- in the name of Allah -
Long ago, almost a decade now, there was a part of myself I had cherished, an innocence and naivete (so I thought in past retrospectives) that linked me closer to my faith. It was a smiling, brighter part of me that somehow seemed to be able to be cheery even after some of the most difficult times I'd ever known. A part of me that could take its idealism and make it real, fashioning from simple actions and conversations a potential roadmap to its future.
I lost this part of me, or to be more precise, I had let go of it. I once thought that in this harsh reality, where power and wealth and influence seem to domineer over everything, I couldn't hold onto something so fragile, that it was not worth allowing one's self to be so vulnerable to seemingly everything. Fortunately, and alhamdulillah, I was wrong and able to live long enough to see it.

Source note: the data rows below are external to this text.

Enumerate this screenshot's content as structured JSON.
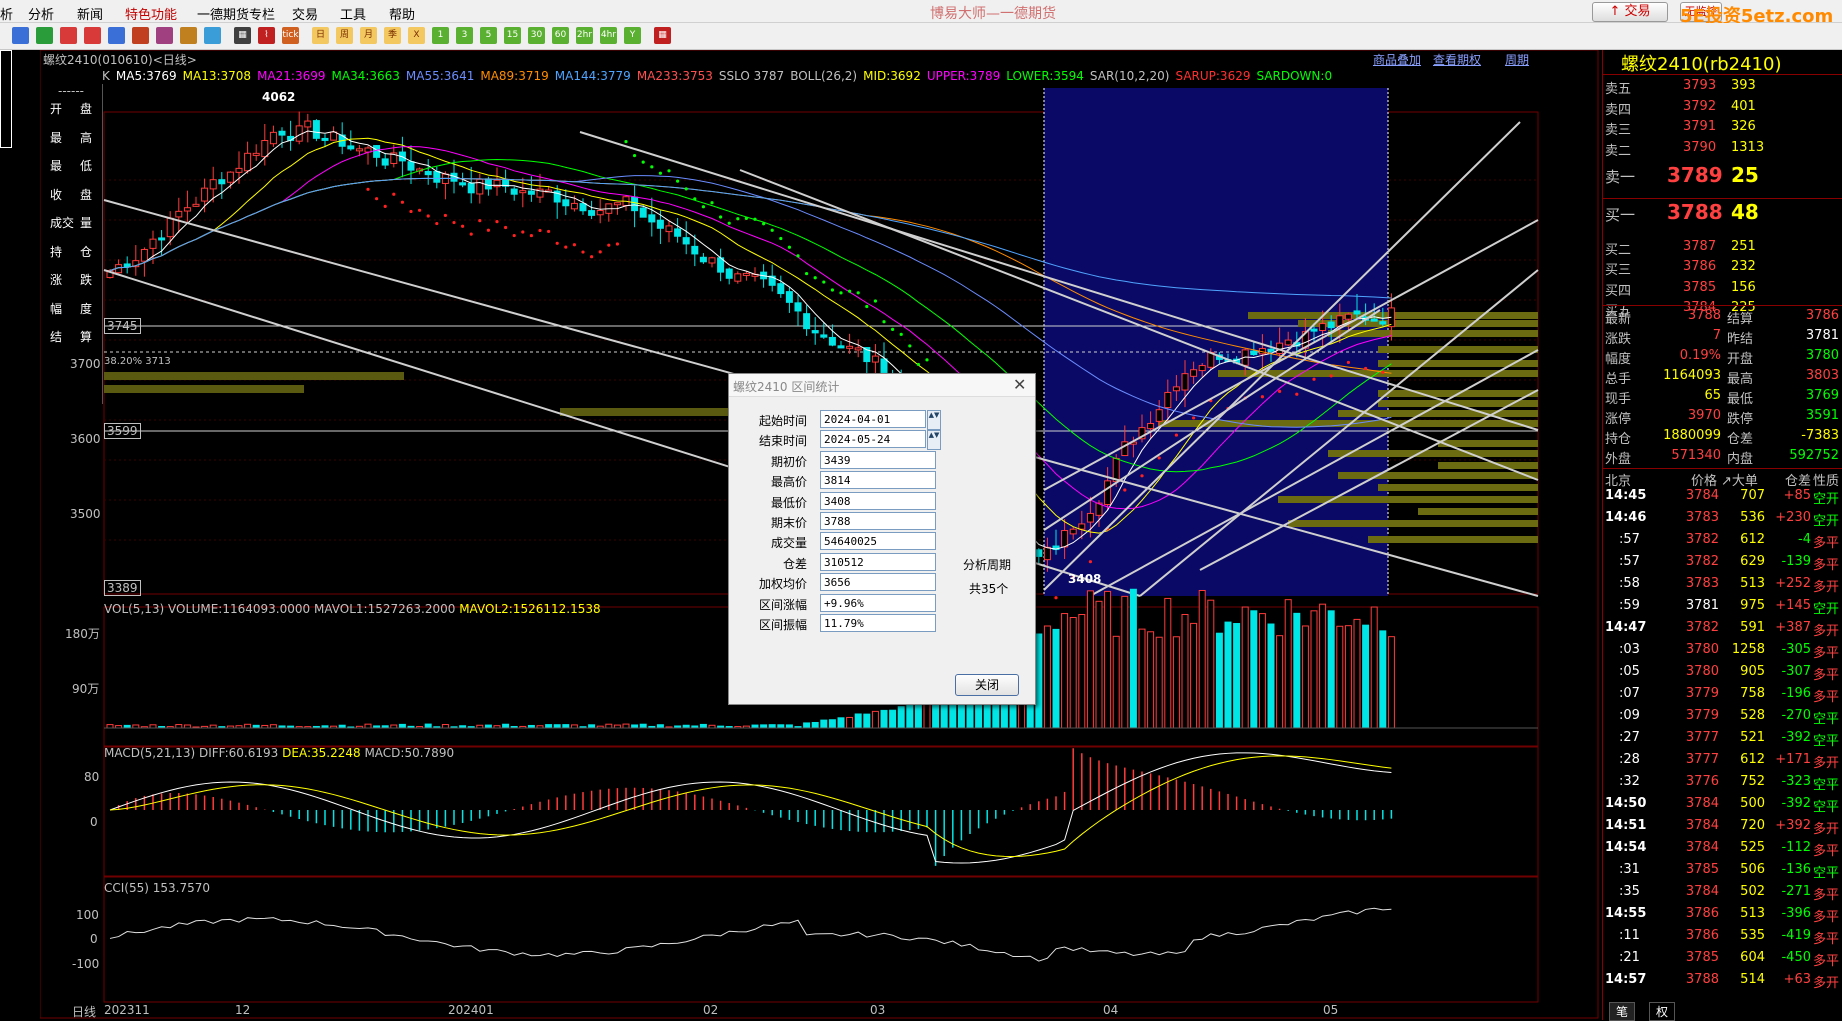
{
  "menu": {
    "items": [
      "析",
      "分析",
      "新闻",
      "特色功能",
      "一德期货专栏",
      "交易",
      "工具",
      "帮助"
    ],
    "app_title": "博易大师—一德期货",
    "trade_button": "交易",
    "stop_button": "无监控",
    "watermark": "5E投资5etz.com"
  },
  "toolbar": {
    "icons": [
      "window-icon",
      "refresh-icon",
      "zoom-in-icon",
      "zoom-out-icon",
      "search-icon",
      "pen-icon",
      "eraser-icon",
      "filter-icon",
      "new-icon",
      "table-icon",
      "chart-icon",
      "tick-icon",
      "day-icon",
      "week-icon",
      "month-icon",
      "season-icon",
      "year-icon",
      "1min-icon",
      "3min-icon",
      "5min-icon",
      "15min-icon",
      "30min-icon",
      "60min-icon",
      "2hr-icon",
      "4hr-icon",
      "y-icon",
      "calc-icon"
    ],
    "labels": [
      "tick",
      "日",
      "周",
      "月",
      "季",
      "X",
      "1",
      "3",
      "5",
      "15",
      "30",
      "60",
      "2hr",
      "4hr",
      "Y"
    ]
  },
  "chart": {
    "title": "螺纹2410(010610)<日线>",
    "top_links": [
      "商品叠加",
      "查看期权",
      "周期"
    ],
    "k_indicators": [
      {
        "text": "K",
        "color": "#c0c0c0"
      },
      {
        "text": "MA5:3769",
        "color": "#ffffff"
      },
      {
        "text": "MA13:3708",
        "color": "#ffff00"
      },
      {
        "text": "MA21:3699",
        "color": "#ff00ff"
      },
      {
        "text": "MA34:3663",
        "color": "#00ff00"
      },
      {
        "text": "MA55:3641",
        "color": "#6a8cff"
      },
      {
        "text": "MA89:3719",
        "color": "#ff8c00"
      },
      {
        "text": "MA144:3779",
        "color": "#4fa4ff"
      },
      {
        "text": "MA233:3753",
        "color": "#ff5050"
      },
      {
        "text": "SSLO 3787",
        "color": "#c0c0c0"
      },
      {
        "text": "BOLL(26,2)",
        "color": "#c0c0c0"
      },
      {
        "text": "MID:3692",
        "color": "#ffff00"
      },
      {
        "text": "UPPER:3789",
        "color": "#ff00ff"
      },
      {
        "text": "LOWER:3594",
        "color": "#00ff00"
      },
      {
        "text": "SAR(10,2,20)",
        "color": "#c0c0c0"
      },
      {
        "text": "SARUP:3629",
        "color": "#ff3030"
      },
      {
        "text": "SARDOWN:0",
        "color": "#00ff00"
      }
    ],
    "price_labels": {
      "high": "4062",
      "low": "3408",
      "fib": "38.20% 3713"
    },
    "boxed_labels": [
      "3745",
      "3599",
      "3389"
    ],
    "y_ticks": [
      "3700",
      "3600",
      "3500"
    ],
    "vol_header": {
      "a": "VOL(5,13)",
      "b": "VOLUME:1164093.0000",
      "c": "MAVOL1:1527263.2000",
      "d": "MAVOL2:1526112.1538"
    },
    "vol_ticks": [
      "180万",
      "90万"
    ],
    "macd_header": {
      "a": "MACD(5,21,13)",
      "b": "DIFF:60.6193",
      "c": "DEA:35.2248",
      "d": "MACD:50.7890"
    },
    "macd_ticks": [
      "80",
      "0"
    ],
    "cci_header": "CCI(55) 153.7570",
    "cci_ticks": [
      "100",
      "0",
      "-100"
    ],
    "x_axis": {
      "period": "日线",
      "labels": [
        "202311",
        "12",
        "202401",
        "02",
        "03",
        "04",
        "05"
      ]
    },
    "left_labels": [
      "------",
      "开",
      "盘",
      "最",
      "高",
      "最",
      "低",
      "收",
      "盘",
      "成交",
      "量",
      "持",
      "仓",
      "涨",
      "跌",
      "幅",
      "度",
      "结",
      "算"
    ]
  },
  "chart_data": {
    "type": "candlestick",
    "x_labels": [
      "202311",
      "12",
      "202401",
      "02",
      "03",
      "04",
      "05"
    ],
    "price_ticks": [
      3700,
      3600,
      3500
    ],
    "annotated_high": 4062,
    "annotated_low": 3408,
    "levels": [
      3745,
      3713,
      3599,
      3389
    ],
    "selected_range": {
      "start": "2024-04-01",
      "end": "2024-05-24"
    }
  },
  "quote": {
    "title": "螺纹2410(rb2410)",
    "asks": [
      {
        "label": "卖五",
        "price": "3793",
        "vol": "393"
      },
      {
        "label": "卖四",
        "price": "3792",
        "vol": "401"
      },
      {
        "label": "卖三",
        "price": "3791",
        "vol": "326"
      },
      {
        "label": "卖二",
        "price": "3790",
        "vol": "1313"
      },
      {
        "label": "卖一",
        "price": "3789",
        "vol": "25"
      }
    ],
    "bids": [
      {
        "label": "买一",
        "price": "3788",
        "vol": "48"
      },
      {
        "label": "买二",
        "price": "3787",
        "vol": "251"
      },
      {
        "label": "买三",
        "price": "3786",
        "vol": "232"
      },
      {
        "label": "买四",
        "price": "3785",
        "vol": "156"
      },
      {
        "label": "买五",
        "price": "3784",
        "vol": "225"
      }
    ],
    "stats": [
      {
        "l1": "最新",
        "v1": "3788",
        "c1": "#ff4040",
        "l2": "结算",
        "v2": "3786",
        "c2": "#ff4040"
      },
      {
        "l1": "涨跌",
        "v1": "7",
        "c1": "#ff4040",
        "l2": "昨结",
        "v2": "3781",
        "c2": "#ffffff"
      },
      {
        "l1": "幅度",
        "v1": "0.19%",
        "c1": "#ff4040",
        "l2": "开盘",
        "v2": "3780",
        "c2": "#00ff00"
      },
      {
        "l1": "总手",
        "v1": "1164093",
        "c1": "#ffff00",
        "l2": "最高",
        "v2": "3803",
        "c2": "#ff4040"
      },
      {
        "l1": "现手",
        "v1": "65",
        "c1": "#ffff00",
        "l2": "最低",
        "v2": "3769",
        "c2": "#00ff00"
      },
      {
        "l1": "涨停",
        "v1": "3970",
        "c1": "#ff4040",
        "l2": "跌停",
        "v2": "3591",
        "c2": "#00ff00"
      },
      {
        "l1": "持仓",
        "v1": "1880099",
        "c1": "#ffff00",
        "l2": "仓差",
        "v2": "-7383",
        "c2": "#ffff00"
      },
      {
        "l1": "外盘",
        "v1": "571340",
        "c1": "#ff4040",
        "l2": "内盘",
        "v2": "592752",
        "c2": "#00ff00"
      }
    ],
    "tick_header": [
      "北京",
      "价格",
      "↗大单",
      "仓差",
      "性质"
    ],
    "ticks": [
      {
        "t": "14:45",
        "p": "3784",
        "v": "707",
        "d": "+85",
        "n": "空开"
      },
      {
        "t": "14:46",
        "p": "3783",
        "v": "536",
        "d": "+230",
        "n": "空开"
      },
      {
        "t": ":57",
        "p": "3782",
        "v": "612",
        "d": "-4",
        "n": "多平"
      },
      {
        "t": ":57",
        "p": "3782",
        "v": "629",
        "d": "-139",
        "n": "多平"
      },
      {
        "t": ":58",
        "p": "3783",
        "v": "513",
        "d": "+252",
        "n": "多开"
      },
      {
        "t": ":59",
        "p": "3781",
        "v": "975",
        "d": "+145",
        "n": "空开"
      },
      {
        "t": "14:47",
        "p": "3782",
        "v": "591",
        "d": "+387",
        "n": "多开"
      },
      {
        "t": ":03",
        "p": "3780",
        "v": "1258",
        "d": "-305",
        "n": "多平"
      },
      {
        "t": ":05",
        "p": "3780",
        "v": "905",
        "d": "-307",
        "n": "多平"
      },
      {
        "t": ":07",
        "p": "3779",
        "v": "758",
        "d": "-196",
        "n": "多平"
      },
      {
        "t": ":09",
        "p": "3779",
        "v": "528",
        "d": "-270",
        "n": "空平"
      },
      {
        "t": ":27",
        "p": "3777",
        "v": "521",
        "d": "-392",
        "n": "空平"
      },
      {
        "t": ":28",
        "p": "3777",
        "v": "612",
        "d": "+171",
        "n": "多开"
      },
      {
        "t": ":32",
        "p": "3776",
        "v": "752",
        "d": "-323",
        "n": "空平"
      },
      {
        "t": "14:50",
        "p": "3784",
        "v": "500",
        "d": "-392",
        "n": "空平"
      },
      {
        "t": "14:51",
        "p": "3784",
        "v": "720",
        "d": "+392",
        "n": "多开"
      },
      {
        "t": "14:54",
        "p": "3784",
        "v": "525",
        "d": "-112",
        "n": "多平"
      },
      {
        "t": ":31",
        "p": "3785",
        "v": "506",
        "d": "-136",
        "n": "空平"
      },
      {
        "t": ":35",
        "p": "3784",
        "v": "502",
        "d": "-271",
        "n": "多平"
      },
      {
        "t": "14:55",
        "p": "3786",
        "v": "513",
        "d": "-396",
        "n": "多平"
      },
      {
        "t": ":11",
        "p": "3786",
        "v": "535",
        "d": "-419",
        "n": "多平"
      },
      {
        "t": ":21",
        "p": "3785",
        "v": "604",
        "d": "-450",
        "n": "多平"
      },
      {
        "t": "14:57",
        "p": "3788",
        "v": "514",
        "d": "+63",
        "n": "多开"
      }
    ],
    "bottom_tabs": [
      "笔",
      "权"
    ]
  },
  "dialog": {
    "title": "螺纹2410 区间统计",
    "fields": [
      {
        "label": "起始时间",
        "value": "2024-04-01"
      },
      {
        "label": "结束时间",
        "value": "2024-05-24"
      },
      {
        "label": "期初价",
        "value": "3439"
      },
      {
        "label": "最高价",
        "value": "3814"
      },
      {
        "label": "最低价",
        "value": "3408"
      },
      {
        "label": "期末价",
        "value": "3788"
      },
      {
        "label": "成交量",
        "value": "54640025"
      },
      {
        "label": "仓差",
        "value": "310512"
      },
      {
        "label": "加权均价",
        "value": "3656"
      },
      {
        "label": "区间涨幅",
        "value": "+9.96%"
      },
      {
        "label": "区间振幅",
        "value": "11.79%"
      }
    ],
    "period_label": "分析周期",
    "period_count": "共35个",
    "close_button": "关闭"
  }
}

There were and are so many layers to understanding what it means to "hold on to Allah's rope", I thought I knew all of them. I thought that it was the rope strangling me, presenting me with one set way of thinking while placing me in a world where the exact opposite seemed the only way. It turns out this was not the case. I think the best way to describe it might be that I had managed to use the rope to strangle myself, to use it not as a means of ascension or hopefulness or perseverance, but twisting into a justification for dissociation, disconnecting from old friends, from trying to be aloof from as much of life as I could possibly be.
Rope, particularly the one Allah lends to those believe in Him, is never to be so dreary or dreaded. It remains a gift, though people, including myself, may lose sight of its real purpose: to remain ever vigilant, forward-looking, to keep on climbing no matter how slowly we have to go or how many steps back we may stumble.What has past is gone and cannot be changed, but what is to come need not go by those same rules written into the history books. We....I, can find something better if only I seek it, if I never let go of the aid my Rabb gives me and return to Him as often as I have breath to find it.
I will never forget Komal, perhaps the first person I ever knew who accepted me for everything I was and never demanded anything from me to change (though I should have been smarter back then). Memories of that brief but brilliant and wistful time in life will always remain, so long as neurons keep firing. I suppose alhamdulillah is in order, when is it not?, that I had the chance to know someone like her, in an age of true innocence and imagination. For the beautiful and tremendous thing that I had sought at that age, it was not my time to have it. Will such a time ever come for me to find it? I don't hold the answer to that, but at long last, I will leave the doors of possibility wide open.